The NBC news morning show Today featured Princeton University’s AI4All, a summer program that gives high school students from around the country a chance to learn from experts about artificial intelligence and to dive into hands-on projects.
“There is a lot of fear about AI right now, and that’s part of what’s driving a lot of people away,” Russakovsky told NBC in the segment, which aired Aug. 1. “They don’t see role models that look like them. They don’t have peer support network within the field. What we try to do is address all of this. We try to demystify some of the technology and reduce some of the fear” thus bringing more diverse viewpoints and experiences into the field.
Russakovsky, who co-founded AI4All as a graduate student at Stanford University in 2015, co-directs the Princeton program with Jaime Fernández Fisac, assistant professor of electrical and computer engineering, and Ed Felten, the Robert E. Kahn Professor of Computer Science and Public Affairs, Emeritus. AI4All is now at more than 12 college and university campuses nationwide.
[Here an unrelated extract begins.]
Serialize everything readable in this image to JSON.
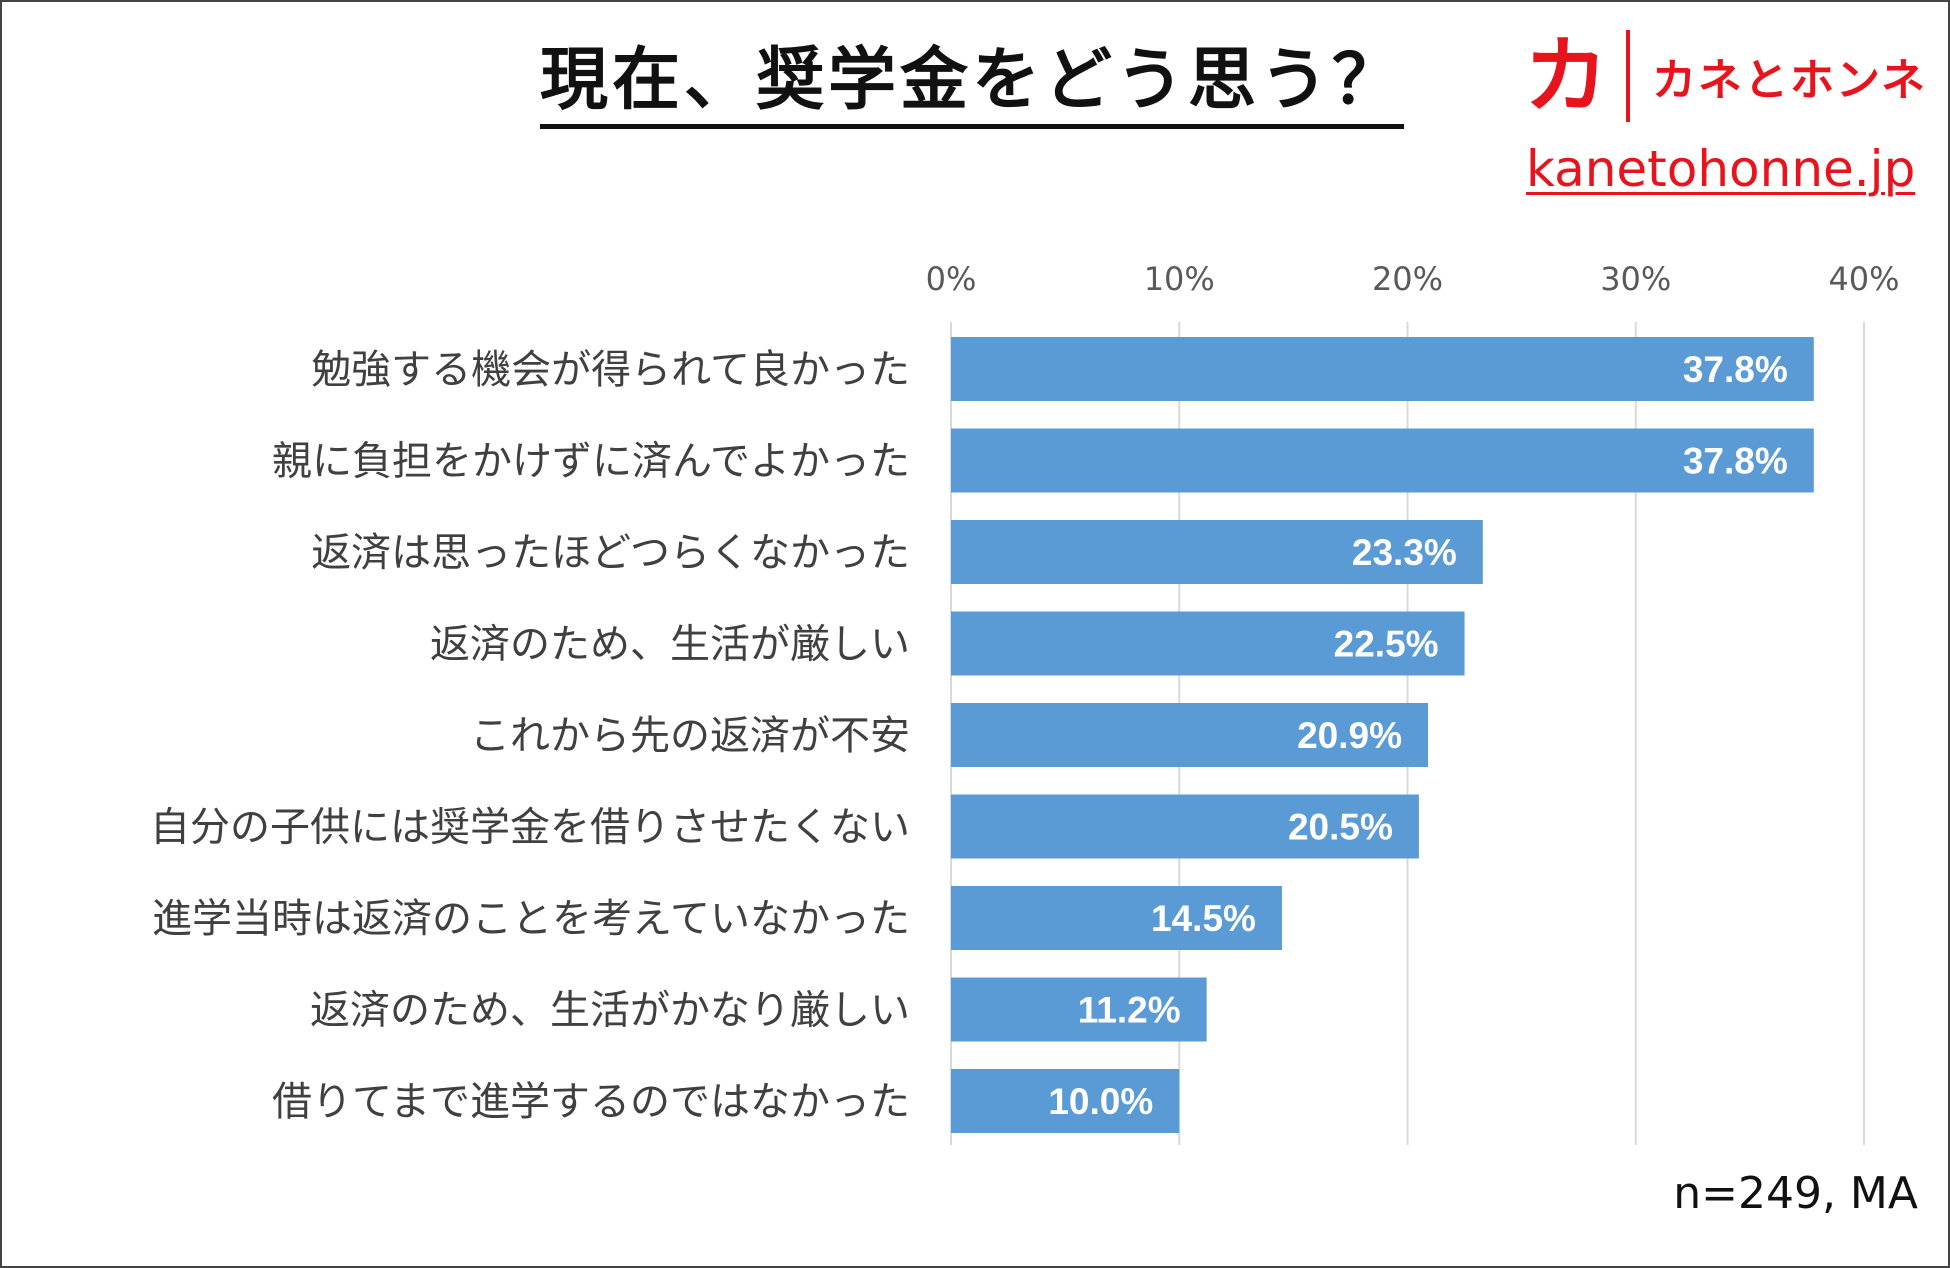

The Princeton program, which is open to all rising 11th-grade students, hosted 30 students from 11 states plus India and Morocco. In addition to the three co-directors, the program is supported by three other faculty lecturers; 10 instructors including eight graduate students and two Class of ’23 undergraduates; and two staff members, Kobi Kaplan and Baffour Osei.
The students were organized into four teams whose projects each focused on a particular technical domain and particular area of societal need where such technology could help:
- AI4MentalHealth: using tools of natural language processing in the context of mental health and language analysis;
- Rainforest: using techniques from computer vision to identify illegal deforestation in satellite imagery of the Amazon rainforest;
- AI4Accessibility: also using computer vision to identify American Sign Language signs on webcam and other types of live video;
- Robotics: using simulation to study how robotic teams – over a wide range of sizes – could identify specific targets such as forest fires, polar bear habitations, volcanic activity, or mutated red blood cells (sickle cell anemia).
In the interview, NBC’s Morgan Radford asked AI4All participant Michele Welson what she would say to other young women or people of color who might be hesitant to learn about artificial intelligence.
“Don’t be intimidated,” Welson said. “And be open-minded to learn new things.”